Unsere nationalen Institutionen werden vom Vertrag nicht berührt. Wir bleiben allein zuständig – und das ist wichtig – für Bildung und Bildungsprogramme, für Kultur und Kulturpolitik. Wir bleiben auch allein zuständig für unseren öffentlichen Dienst. In diesem Zusammenhang: Die Leistung der Luxemburger Beamten während unserer EU-Präsidentschaft wurde mir gegenüber tausendfach gerühmt. Ich habe Grund, auf unsere Beamten stolz zu sein, die im Schnitt eine bessere Arbeit verrichtet haben als ihre Kollegen aus größeren Ländern.

Wichtig ist auch, dass der Verfassungsvertrag nur einstimmig – also mit unserer ausdrücklichen Billigung – abgeändert werden kann. Prominente französische Neinsager haben verlangt, die Verfassung müsse durch Mehrheitsbeschluss – also möglicherweise gegen unseren Willen – abgeändert werden können. Ich bin nachdrücklich der Meinung, dass weitere Souveränitätsübertragungen nur von Volk oder Parlament genehmigt werden können. Auf keinen Fall dürfen sie uns durch den Mehrheitswillen der andern aufgezwungen werden.

Fonction publique: Haben Sie Verständnis für die Ängste, die auch in unserem Land nach der EU-Erweiterung entstanden sind? Wie stehen Sie zu einem möglichen Türkei-Beitritt?

Jean-Claude Juncker: Die Erweiterung nach Ost- und Mitteleuropa war alternativlos.
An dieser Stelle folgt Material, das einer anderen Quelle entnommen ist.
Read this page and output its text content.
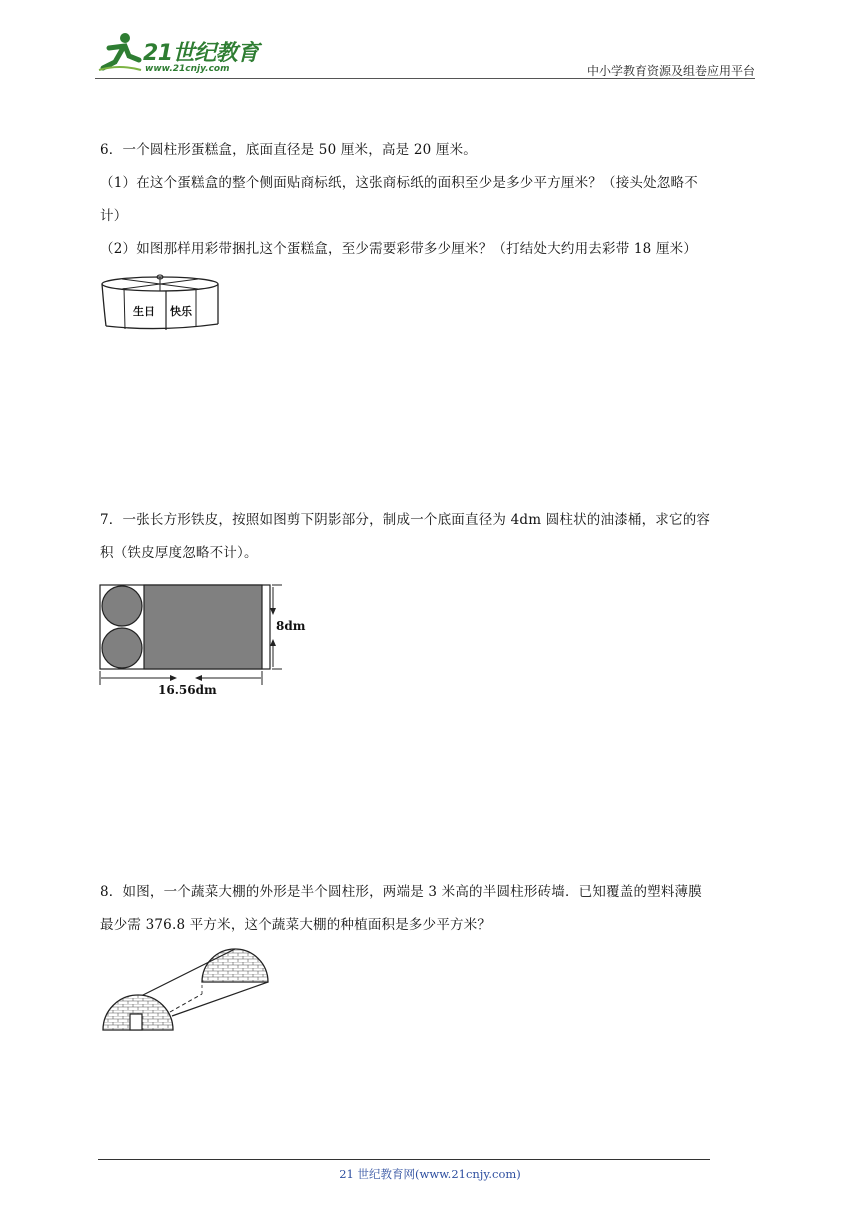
21世纪教育
www.21cnjy.com	中小学教育资源及组卷应用平台

6．一个圆柱形蛋糕盒，底面直径是 50 厘米，高是 20 厘米。

（1）在这个蛋糕盒的整个侧面贴商标纸，这张商标纸的面积至少是多少平方厘米？（接头处忽略不

计）

（2）如图那样用彩带捆扎这个蛋糕盒，至少需要彩带多少厘米？（打结处大约用去彩带 18 厘米）

生日 快乐

7．一张长方形铁皮，按照如图剪下阴影部分，制成一个底面直径为 4dm 圆柱状的油漆桶，求它的容

积（铁皮厚度忽略不计）。

8dm
16.56dm

8．如图，一个蔬菜大棚的外形是半个圆柱形，两端是 3 米高的半圆柱形砖墙．已知覆盖的塑料薄膜

最少需 376.8 平方米，这个蔬菜大棚的种植面积是多少平方米？

21 世纪教育网(www.21cnjy.com)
Wäre die EU nicht nach Osten gegangen und hätte den Menschen dort die Perspektive auf Wohlstand eröffnet, dann wären die Ost- und Mitteleuropäer zu uns und zu unserem Wohlstand gekommen, ohne Regeln, ohne Bedingungen, ohne ordnende Kriterien.

Unsere Wirtschaft – das heißt auch die Menschen hier im Land – profitiert in hohem Masse von der Erweiterung: Mit den acht neuen mittel- und osteuropäischen EU-Ländern betreiben wir heute schon mehr Handel als mit den USA! Die Türkei steht nicht vor der Tür. Mit ihr werden wir ergebnisoffen verhandeln, dass heißt andere Optionen als der volle Beitritt sind möglich. Sie sind sogar wahrscheinlicher als der Beitritt, der – falls er kommen sollte – nicht vor 15 oder 20 Jahren erfolgen würde.

Fonction publique: Im Zusammenhang mit der EU-Verfassung hört man immer wieder, dass ein starkes, selbstbewusstes Europa geschaffen werden müsse, gleichsam als Gegenpol zu den USA. Ist primitiver Anti-Amerikanismus ein Argument für die EU-Verfassung?

Jean-Claude Juncker: Wir streben nicht die Vereinigten Staaten von Europa an, sondern die politische Union Europas, eine politische Union, die Nationalidentitäten wahrt und Gemeinsames so organisiert, dass wir alle dabei gewinnen. Die EU wird sich in Komplementarität, nicht in stupider Feindschaft zu den USA entwickeln. Wir sind nicht die Vasallen der Amerikaner, die Amerikaner sind aber unsere Verbündeten. Wir stehen nicht unter ihrem Kommando, wir müssen aber unsere kontinentalen Aufgaben selbst erledigen. Dass Europa Mord, Gewalt, Vergewaltigung und Folter auf unserem Kontinent – wie auf dem Balkan geschehen – tatenlos zuschauen muss, das darf sich nicht noch einmal wiederholen!

Fonction publique: Herr Staatsminister, wir danken Ihnen recht herzlich für dieses Gespräch.